While these two solutions are targeted at more experienced programmers, Bray said that developers disinterested in multicore can rely on .NET to offer them a faster way to do I/O and to take advantage of multicore for that: Async and Await.
“Async and Await are used with C#. The idea is that most developers really think about the code running on one processor,” said Bray. “If I write a loop, I understand how that works. They think of it synchronously, but most of the time when you're doing network calls or file I/O, that I/O time is wasted time where another processor could do the work. Most of us experience that as the user interface being paused. That UI pausing is an opportunity for concurrency.
“The more I can use multicore in these cases, the better. It means I can keep the UI responsive. How do we get developers to fall into this pattern? The libraries you call that involve I/O, like calling a network or a REST API, you'd like that to be put into the background on another processor, and when the task is finished, it executes on the thread pool and the result is just passed back. I never have to pause the UI. This pattern we've built into the compiler, and it tells you where you need to write these keywords. If you call this API, it will force you to use this feature.
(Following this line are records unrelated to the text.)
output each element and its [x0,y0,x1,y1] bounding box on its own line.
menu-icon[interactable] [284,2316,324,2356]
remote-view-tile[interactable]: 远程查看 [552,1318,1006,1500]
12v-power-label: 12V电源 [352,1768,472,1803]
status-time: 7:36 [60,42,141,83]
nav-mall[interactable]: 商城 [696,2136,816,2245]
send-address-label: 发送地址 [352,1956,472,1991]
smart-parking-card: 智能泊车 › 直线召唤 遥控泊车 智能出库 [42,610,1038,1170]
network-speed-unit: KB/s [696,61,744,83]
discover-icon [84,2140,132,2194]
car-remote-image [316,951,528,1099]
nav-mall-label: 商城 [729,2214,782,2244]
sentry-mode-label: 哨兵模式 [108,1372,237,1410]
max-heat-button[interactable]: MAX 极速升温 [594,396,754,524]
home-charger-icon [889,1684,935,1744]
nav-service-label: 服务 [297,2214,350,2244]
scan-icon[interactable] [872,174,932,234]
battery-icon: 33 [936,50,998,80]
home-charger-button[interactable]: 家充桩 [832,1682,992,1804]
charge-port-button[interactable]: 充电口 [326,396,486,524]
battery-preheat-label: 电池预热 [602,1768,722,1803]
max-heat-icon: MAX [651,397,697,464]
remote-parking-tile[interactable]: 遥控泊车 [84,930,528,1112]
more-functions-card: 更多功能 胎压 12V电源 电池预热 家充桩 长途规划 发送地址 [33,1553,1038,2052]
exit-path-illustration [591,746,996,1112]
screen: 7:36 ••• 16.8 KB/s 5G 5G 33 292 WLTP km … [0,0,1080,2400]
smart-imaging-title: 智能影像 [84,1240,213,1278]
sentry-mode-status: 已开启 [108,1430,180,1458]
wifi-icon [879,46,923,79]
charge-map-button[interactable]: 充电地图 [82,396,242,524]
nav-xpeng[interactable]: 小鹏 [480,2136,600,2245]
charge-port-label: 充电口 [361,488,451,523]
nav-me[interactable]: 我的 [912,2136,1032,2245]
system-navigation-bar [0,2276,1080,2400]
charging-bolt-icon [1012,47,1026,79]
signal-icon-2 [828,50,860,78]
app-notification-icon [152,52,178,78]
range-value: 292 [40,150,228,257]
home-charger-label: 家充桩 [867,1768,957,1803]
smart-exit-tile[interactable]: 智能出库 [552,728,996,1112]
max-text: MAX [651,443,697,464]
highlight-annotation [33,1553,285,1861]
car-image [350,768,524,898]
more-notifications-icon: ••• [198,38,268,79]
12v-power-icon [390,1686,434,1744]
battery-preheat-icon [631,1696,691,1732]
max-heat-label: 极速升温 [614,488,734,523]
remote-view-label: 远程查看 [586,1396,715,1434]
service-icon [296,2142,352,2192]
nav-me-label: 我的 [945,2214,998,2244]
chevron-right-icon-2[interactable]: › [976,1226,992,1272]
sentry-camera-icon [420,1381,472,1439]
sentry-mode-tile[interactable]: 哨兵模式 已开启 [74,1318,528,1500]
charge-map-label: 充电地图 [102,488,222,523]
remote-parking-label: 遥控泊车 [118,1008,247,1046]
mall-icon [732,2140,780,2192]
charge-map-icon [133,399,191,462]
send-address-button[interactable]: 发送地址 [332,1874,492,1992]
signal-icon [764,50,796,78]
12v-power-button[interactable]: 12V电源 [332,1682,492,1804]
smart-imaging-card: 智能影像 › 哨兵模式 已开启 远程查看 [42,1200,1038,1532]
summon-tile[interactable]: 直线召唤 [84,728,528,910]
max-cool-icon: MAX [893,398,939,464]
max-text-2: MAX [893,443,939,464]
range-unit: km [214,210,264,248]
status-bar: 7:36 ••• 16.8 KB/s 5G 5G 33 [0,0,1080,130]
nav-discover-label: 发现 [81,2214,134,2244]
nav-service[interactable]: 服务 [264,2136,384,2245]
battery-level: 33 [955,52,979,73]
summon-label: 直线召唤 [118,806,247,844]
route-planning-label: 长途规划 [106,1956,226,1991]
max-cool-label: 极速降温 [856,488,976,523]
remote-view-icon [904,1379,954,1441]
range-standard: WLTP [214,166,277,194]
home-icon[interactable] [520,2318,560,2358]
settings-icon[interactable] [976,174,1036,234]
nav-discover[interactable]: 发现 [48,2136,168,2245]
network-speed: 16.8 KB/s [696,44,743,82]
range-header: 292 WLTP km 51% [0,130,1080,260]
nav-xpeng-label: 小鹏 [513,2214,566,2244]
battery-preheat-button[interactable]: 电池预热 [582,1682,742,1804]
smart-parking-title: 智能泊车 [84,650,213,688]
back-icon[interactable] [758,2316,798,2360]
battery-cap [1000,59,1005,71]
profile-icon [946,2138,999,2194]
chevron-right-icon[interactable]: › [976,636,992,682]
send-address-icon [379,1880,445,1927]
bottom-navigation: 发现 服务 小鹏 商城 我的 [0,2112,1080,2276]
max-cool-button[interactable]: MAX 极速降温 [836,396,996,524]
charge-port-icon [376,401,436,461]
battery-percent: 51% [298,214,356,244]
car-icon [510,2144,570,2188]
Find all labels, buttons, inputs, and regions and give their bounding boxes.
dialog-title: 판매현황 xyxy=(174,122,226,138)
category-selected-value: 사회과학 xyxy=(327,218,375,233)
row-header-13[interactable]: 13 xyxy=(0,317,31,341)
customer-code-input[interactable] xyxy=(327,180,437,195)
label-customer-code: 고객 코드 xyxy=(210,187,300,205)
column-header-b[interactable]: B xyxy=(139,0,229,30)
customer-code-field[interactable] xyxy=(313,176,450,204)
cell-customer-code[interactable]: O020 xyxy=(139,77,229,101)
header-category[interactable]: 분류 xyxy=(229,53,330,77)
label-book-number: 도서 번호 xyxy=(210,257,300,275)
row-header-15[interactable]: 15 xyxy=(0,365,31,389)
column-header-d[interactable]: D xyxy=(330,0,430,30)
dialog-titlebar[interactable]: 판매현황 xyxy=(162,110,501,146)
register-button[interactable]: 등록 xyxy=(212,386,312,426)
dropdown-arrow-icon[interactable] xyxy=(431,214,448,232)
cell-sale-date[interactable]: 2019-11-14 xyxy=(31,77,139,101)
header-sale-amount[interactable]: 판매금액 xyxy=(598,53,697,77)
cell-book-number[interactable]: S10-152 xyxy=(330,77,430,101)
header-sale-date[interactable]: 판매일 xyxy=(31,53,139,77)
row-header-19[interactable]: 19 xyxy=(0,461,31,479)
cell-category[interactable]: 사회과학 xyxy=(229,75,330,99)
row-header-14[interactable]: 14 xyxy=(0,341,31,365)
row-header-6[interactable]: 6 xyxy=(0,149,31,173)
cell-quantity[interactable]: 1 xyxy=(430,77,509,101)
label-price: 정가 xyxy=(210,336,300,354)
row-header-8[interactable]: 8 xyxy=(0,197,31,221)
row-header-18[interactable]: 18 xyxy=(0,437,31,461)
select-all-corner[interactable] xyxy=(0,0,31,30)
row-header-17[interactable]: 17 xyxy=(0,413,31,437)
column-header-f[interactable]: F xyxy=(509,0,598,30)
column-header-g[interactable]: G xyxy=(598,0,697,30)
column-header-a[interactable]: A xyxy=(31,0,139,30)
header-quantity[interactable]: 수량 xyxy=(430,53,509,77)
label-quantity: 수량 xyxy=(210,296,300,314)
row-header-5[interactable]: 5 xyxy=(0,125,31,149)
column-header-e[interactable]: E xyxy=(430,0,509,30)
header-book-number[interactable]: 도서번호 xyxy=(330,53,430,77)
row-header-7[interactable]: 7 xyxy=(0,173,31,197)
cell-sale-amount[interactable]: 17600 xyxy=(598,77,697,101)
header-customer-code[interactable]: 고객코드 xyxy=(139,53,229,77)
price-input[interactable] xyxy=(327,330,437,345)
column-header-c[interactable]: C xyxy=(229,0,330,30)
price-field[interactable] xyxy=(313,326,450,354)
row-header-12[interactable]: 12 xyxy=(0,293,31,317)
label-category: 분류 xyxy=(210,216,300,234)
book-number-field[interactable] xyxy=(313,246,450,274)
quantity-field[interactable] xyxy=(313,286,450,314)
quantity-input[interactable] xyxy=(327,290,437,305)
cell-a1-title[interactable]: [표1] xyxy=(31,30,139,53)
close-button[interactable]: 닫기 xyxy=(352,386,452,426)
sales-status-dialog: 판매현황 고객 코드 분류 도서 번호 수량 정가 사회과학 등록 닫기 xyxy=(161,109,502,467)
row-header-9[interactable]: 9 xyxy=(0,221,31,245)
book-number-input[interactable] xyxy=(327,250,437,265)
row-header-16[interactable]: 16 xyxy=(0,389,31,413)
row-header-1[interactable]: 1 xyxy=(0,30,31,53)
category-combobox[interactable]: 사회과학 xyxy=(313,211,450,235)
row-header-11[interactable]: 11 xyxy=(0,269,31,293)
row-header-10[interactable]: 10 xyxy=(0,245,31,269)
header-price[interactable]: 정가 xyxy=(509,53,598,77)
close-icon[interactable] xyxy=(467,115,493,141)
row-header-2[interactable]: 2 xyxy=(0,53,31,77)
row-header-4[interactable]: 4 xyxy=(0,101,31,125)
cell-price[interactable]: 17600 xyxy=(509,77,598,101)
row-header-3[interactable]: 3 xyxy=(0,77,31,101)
Developers that don't care are the ones that cause the pausing all the time. They still don't have to care anymore; often, they don't know they're doing some of this concurrency.”
The trouble with Java
Jason van Zyl is in a unique position to observe how Java developers are approaching multicore development in Java. As CTO and founder of Sonatype, and creator of Maven, he has a front-row seat at the world's largest Java repository, Maven Central.
And yet, van Zyl remained convinced that multicore, concurrent and parallel programming aren't being made any easier by frameworks and tools in the Java space.
“I don't think it's ever going to change, in that you need to find pretty smart people who can do the concurrency code,” he said. “Any syntax or changes in the language, like Scala, you need to be extremely smart to use it, and it's just too hard for some people. In the core parts of your organization, you're never going to get around the need for people who have a lot of experience with it and love it.”
But van Zyl points out one area where a new approach to concurrent programming has been fomenting for the past few years: languages as the solution. Specifically, developers have been considering moves to functional languages like Clojure, Erlang, Haskell and Scala.
“There are some advantages to different languages like Erlang,” said van Zyl. “But you always need people who know how to use them. I am not sure you could make a language that's expressible to every developer. I think Scala needs to get their binary compatibility story a little better, but I hear lots of people like it.”
And that is the central problem of choosing a functional language as your solution to the concurrency problem: It's basically just as hard to train or hire functional people as it is to train or hire multi-threaded and concurrency people.
Of course, Intel has some incredibly talented concurrency and multicore people, and the company has long made its work available to the public through its Threading Building Blocks products. This year, however, Java has joined the party.
For many, Threading Building Blocks and Parallel Studio XE tools have been a lifesaver for concurrency and multicore development. In September, Intel updated its multicore tools with new capabilities.